Zorunlu eğitimin bir parçası olan din kültürü ve ahlak bilgisi derslerinde sadece Sünni inancına dair bilgiler verilmekte, diğer din ve inançlara yer verilmemektedir. Çocuklarının alacağı dini eğitimin; çocukların kendi inançlarını tanımaları yönündeki bir sistemle gerçekleşmesi veya tek bir dine dayalı eğitimden çocukların muaf tutulması yönündeki haklarını yargısal makamlar önünde arayan pek çok aile, AİHM’in “din ve inanç özgürlüğünün korunması” yönündeki kararları ile elde etmişlerdir. Ancak devletin yapması gereken, ailelerin bireysel olarak kendi hak mücadelelerini yürütmek zorunda kalmaksızın bu hakların kendilerine teslim edilmesini sağlamaktır. Bu nedenle zorunlu din derslerinin, tek bir inanç sistemi üzerinden değil tüm kültürleri kapsayacak ve iyi insan olmanın temel kurallarını verecek nitelikte olması ve her çocuğun ailesi tarafından talep edilen inanç sistemi içerisinde yetişmesinin sağlanması önem arz etmektedir.

Alevilerin ibadethanelerinin yasal statüye kavuşturulması, kutsal mekanların korunması bakımından da zaruridir. Buna dair mevcut tüm kanunlarda bir değişiklik yapılması ve cemevlerinin statülerinin oluşturulması esastır. Cemevleri birer dernek değil, Alevilerin dini ritüellerini yaşadıkları ve geleceğe taşıdıkları kutsal mekanlardır.

Yine televizyonlarda, basın-yayın organlarında Alevilere yönelik ayrımcı ve hatta hedef gösteren söylemler yer aldığı halde bu duruma müdahale edilmemekte, bu da doğrudan Alevi yurttaşları odak haline getirmektedir.

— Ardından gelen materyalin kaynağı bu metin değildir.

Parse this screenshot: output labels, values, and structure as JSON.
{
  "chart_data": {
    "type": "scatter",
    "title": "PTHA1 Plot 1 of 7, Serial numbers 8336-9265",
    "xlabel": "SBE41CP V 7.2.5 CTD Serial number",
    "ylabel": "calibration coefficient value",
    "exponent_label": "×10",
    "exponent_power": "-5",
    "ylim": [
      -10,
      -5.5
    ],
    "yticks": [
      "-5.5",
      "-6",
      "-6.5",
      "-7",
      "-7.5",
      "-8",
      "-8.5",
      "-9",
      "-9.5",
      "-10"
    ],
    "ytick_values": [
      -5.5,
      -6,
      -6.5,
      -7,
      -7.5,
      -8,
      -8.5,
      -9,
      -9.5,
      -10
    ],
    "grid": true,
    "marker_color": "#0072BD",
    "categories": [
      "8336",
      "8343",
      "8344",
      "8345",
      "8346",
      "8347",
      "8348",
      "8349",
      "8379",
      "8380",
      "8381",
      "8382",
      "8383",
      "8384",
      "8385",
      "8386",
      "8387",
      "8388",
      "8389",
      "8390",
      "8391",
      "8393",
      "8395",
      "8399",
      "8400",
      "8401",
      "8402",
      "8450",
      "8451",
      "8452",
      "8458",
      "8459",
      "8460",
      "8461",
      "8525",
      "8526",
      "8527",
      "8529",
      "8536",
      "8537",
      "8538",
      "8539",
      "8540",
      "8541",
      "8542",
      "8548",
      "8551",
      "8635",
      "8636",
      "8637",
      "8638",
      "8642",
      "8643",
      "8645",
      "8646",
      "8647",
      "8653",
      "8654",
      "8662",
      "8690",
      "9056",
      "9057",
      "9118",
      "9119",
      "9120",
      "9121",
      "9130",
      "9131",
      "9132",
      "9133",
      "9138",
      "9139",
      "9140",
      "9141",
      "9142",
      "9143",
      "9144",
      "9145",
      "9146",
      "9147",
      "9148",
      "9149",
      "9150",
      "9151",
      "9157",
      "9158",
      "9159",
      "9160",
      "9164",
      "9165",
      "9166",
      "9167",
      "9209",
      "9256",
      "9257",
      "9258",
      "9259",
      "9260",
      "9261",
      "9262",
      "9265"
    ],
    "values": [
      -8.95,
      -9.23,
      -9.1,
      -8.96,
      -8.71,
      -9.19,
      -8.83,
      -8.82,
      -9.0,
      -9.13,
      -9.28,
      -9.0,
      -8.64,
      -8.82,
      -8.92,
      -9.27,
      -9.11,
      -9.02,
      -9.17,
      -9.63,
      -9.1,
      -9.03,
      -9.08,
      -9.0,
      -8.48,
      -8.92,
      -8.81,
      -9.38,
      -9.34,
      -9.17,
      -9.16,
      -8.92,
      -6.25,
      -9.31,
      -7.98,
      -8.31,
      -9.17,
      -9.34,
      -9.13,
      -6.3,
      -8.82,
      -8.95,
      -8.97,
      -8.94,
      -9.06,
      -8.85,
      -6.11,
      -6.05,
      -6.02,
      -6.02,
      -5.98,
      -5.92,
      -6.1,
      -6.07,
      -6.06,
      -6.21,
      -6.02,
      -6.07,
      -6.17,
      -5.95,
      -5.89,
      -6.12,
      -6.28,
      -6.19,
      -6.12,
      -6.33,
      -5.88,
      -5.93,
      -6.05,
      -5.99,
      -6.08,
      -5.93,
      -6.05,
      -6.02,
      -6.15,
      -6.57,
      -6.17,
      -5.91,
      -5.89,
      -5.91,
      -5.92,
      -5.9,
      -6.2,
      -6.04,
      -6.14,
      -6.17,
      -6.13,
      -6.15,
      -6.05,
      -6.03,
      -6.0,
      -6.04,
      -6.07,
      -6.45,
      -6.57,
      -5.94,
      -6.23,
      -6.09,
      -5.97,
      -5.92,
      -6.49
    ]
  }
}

Ülkenin yakın tarihine bakıldığında, Aleviler büyük katliamların mağduru olmuşlardır. Koçgiri, Dersim, Maraş, Çorum, Sivas katliamları bazı tarihsel örneklerdir. Alevi yurttaşların evlerinin işaretlenmesi de ayrımcılığın ve nefret söyleminin kristalize bir örneği olarak karşımızda durmaktadır.

Öte yandan kamuya yapılan personel alımlarında da bu durum net bir şekilde izlenmekte, memur statüsüne yapılan alımlarda Alevi yurttaşlar devre dışı bırakılmaktadır.

Özcesi Alevi yurttaşlar hem maddi hem de manevi anlamda sahip oldukları inanç ve kültür nedeniyle ayrımcılığın öznesi durumuna getirilmektedir.

Toplumsal barışın korunabilmesi aynı zamanda farklı inançlara saygı ile mümkündür. Bunu mümkün kılmak için ise yasaların koruyuculuğuna başvurmak gereklidir. Türkiye’de mevcut durumda, toplumun bir kesiminin dini vecibelerini yerine getirmesi için her türlü yasal düzenleme yapılırken, diğer bir kesimin dini vecibelerinin engellenmesi, taraf olduğumuz Avrupa İnsan Hakları Sözleşmesinin “Düşünce, vicdan ve din özgürlüğü” maddesi ve Anayasa’nın 10uncu Maddesinde düzenlenmiş olan eşitlik ilkesinin ihlali anlamına gelmektedir.

Bu bahisle Alevilerin inançlarının korunması amacı ile kanun teklifi hazırlanmıştır.